Note: These excerpts are taken from an uncorrected proof.
By this I mean that a crisis is occurring but the physician is, well, unresponsive. The reason doesn't matter, nor does the nature of the crisis itself. When this happens, you may need to go to the nurses and do whatever you need to have them get appropriate help. Fortunately, your very presence as sentinel has increased the chances of your success in this regard.
First, it is infinitely comforting for the patient just to know you are right there, an intimate connection to normal health and life. A patient who feels loved and watched is spared the kind of anxiety that can precipitate a crisis all by itself.
Second, you have very likely earned the good opinion of the staff on your ward, a reputation for being a good citizen who is there to help them, not harass them. So you, too, can be spared anxiety. You know that if you really need help, they'll be there for you.
Third, you are extra insurance that if a crisis occurs, it will be recognized and dealt with promptly. That's because you are yourself an exquisitely sensitive monitor of the patient's condition.
The Human Monitor
Sure, there are monitors attached to your patient. But each monitor is programmed with a preset "normal range." The monitor will not alarm until the out-of-range point is reached. However, it's rare for a disaster to occur from one heartbeat to the next; the human body is very sturdy, and fights off most disasters with vigor. So there's a period of time between when the first signs of trouble occur and when the monitor goes off.
If a nurse could watch each and every monitor and each and every patient all the time, chances are such trouble triggers would be picked up nearly immediately, because the nurse would see a trend in the tracking of at least one monitor -- would see the trend, that is, before it actually reached the out-of-range mark.
But that really defeats the whole labor-saving point of the monitors. Besides, there are three important "vital signs" the monitor can't measure: how the patient is feeling, how he is behaving, and what the trend is in vital signs on the monitors. It used to be that nurses tracked this, but these days you, and they, cannot count on the staffing to do so.
But you, the sentinel, can be crucial in this effort.
Another reason you need to monitor your care!
If you sat down and "thought with both hands for a fortnight," you couldn't come up with a worse concept than peer review as the sole method for preventing and disciplining physician errors in a hospital.
Peer review takes place when a complaint is made about a physician's character, behavior, or actions. The peer review committee then discusses the complaint. In many hospitals, the committee is hand-selected from the more senior physicians, those who feel a sense of "ownership" of the hospital and its workings. The defendant may be an insider with this group, an outsider, or an adversary.
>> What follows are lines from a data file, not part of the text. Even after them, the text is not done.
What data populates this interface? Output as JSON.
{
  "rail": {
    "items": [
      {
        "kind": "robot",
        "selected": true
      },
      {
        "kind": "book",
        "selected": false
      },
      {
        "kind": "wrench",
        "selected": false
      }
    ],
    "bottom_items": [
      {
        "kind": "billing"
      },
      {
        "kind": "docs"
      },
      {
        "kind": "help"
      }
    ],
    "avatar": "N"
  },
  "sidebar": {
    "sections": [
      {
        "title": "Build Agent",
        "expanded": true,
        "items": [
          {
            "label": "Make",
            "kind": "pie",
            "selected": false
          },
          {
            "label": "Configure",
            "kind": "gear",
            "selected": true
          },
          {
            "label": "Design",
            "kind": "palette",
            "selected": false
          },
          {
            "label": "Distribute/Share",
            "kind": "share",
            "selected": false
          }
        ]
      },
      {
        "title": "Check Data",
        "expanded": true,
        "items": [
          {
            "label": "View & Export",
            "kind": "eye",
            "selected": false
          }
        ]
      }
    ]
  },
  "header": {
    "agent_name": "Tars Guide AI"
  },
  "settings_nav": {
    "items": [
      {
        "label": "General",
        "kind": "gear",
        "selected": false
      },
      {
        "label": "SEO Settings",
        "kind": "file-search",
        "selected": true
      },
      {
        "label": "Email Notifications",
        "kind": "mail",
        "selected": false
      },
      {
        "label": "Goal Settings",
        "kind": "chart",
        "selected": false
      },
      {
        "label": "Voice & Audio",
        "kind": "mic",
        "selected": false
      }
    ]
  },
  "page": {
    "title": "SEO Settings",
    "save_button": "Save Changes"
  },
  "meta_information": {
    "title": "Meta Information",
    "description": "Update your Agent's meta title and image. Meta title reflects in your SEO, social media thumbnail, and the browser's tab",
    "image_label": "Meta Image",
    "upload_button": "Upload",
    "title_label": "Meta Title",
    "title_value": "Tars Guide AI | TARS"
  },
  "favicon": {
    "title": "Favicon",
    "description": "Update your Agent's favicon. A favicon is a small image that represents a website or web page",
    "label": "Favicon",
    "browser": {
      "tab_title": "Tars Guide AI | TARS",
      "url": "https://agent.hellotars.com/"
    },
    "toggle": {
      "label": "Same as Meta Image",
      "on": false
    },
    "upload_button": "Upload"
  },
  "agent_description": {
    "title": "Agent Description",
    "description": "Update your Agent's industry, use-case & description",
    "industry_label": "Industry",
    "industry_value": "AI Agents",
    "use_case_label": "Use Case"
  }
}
This is not supposed to have any effect on the outcome of the Review.
The committee can dismiss the complaint, or it can administer discipline ranging from a friendly rebuke to kicking the physician off the hospital staff, effectively demolishing his or her livelihood and reputation. Most of the criticism of the peer review concept has come from physicians who feel they have been wrongly punished. Many of these cases accuse the committee of using peer review as an instrument to get rid of a competitor, or a whistleblower, or someone they just don't like -- perhaps on the grounds of race, religion, ethnicity, or style of dress. Some of these physicians have sued successfully, winning millions of dollars in damages.
Patients who have been injured by the errors of a physician do not have access to the peer review discussions, documents, or findings. Physicians say that if this weren't the case, that "peer review would be the inexpensive gathering of evidence for a lawsuit . . . The plaintiffs would just sit back, let the peer reviewers do their thing, then discover what peer review has done and they'd have their case."
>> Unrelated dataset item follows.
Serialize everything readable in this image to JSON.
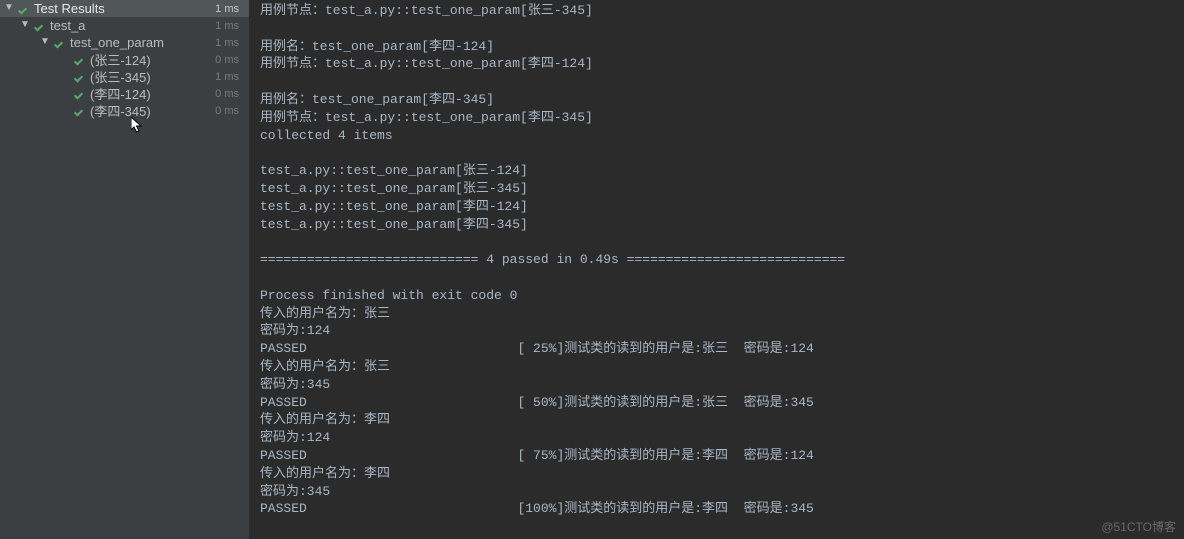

The American Medical Association has tried its best to clean up corrupt or sham peer review practices. At the same time, it has thrown itself into preventing states from passing laws that would open the peer review process to others -- patients, attorneys, the press.
No matter how all this sorts out, the underlying problems with peer review will remain:
1. It must be triggered by an error or complaint about something that already has happened.
2. It is adversarial in nature, with a defendant and a jury.
3. There is no mechanism for restitution -- no way that an injured patient can receive an apology, explanation, or reimbursement for loss.
4. It ads to the mystique of the "physician brotherhood," in which group loyalty supersedes the interests of the larger society.
The most important managed care concept to grasp is the concept of the network. A network is a web of physicians, hospitals, emergency rooms, and other services. Each network is contracted to refer patients only to other entities on the same network. The network you will be assigned to is the one to which your PCP belongs. This is true whether you have a PPO, POS, or HMO medical plan.
The second most important managed care concept to grasp is that the contract you signed with your insurance plan is not the contract you have with your network. That plan contract is overridden by the contract that your primary care physician has with your network.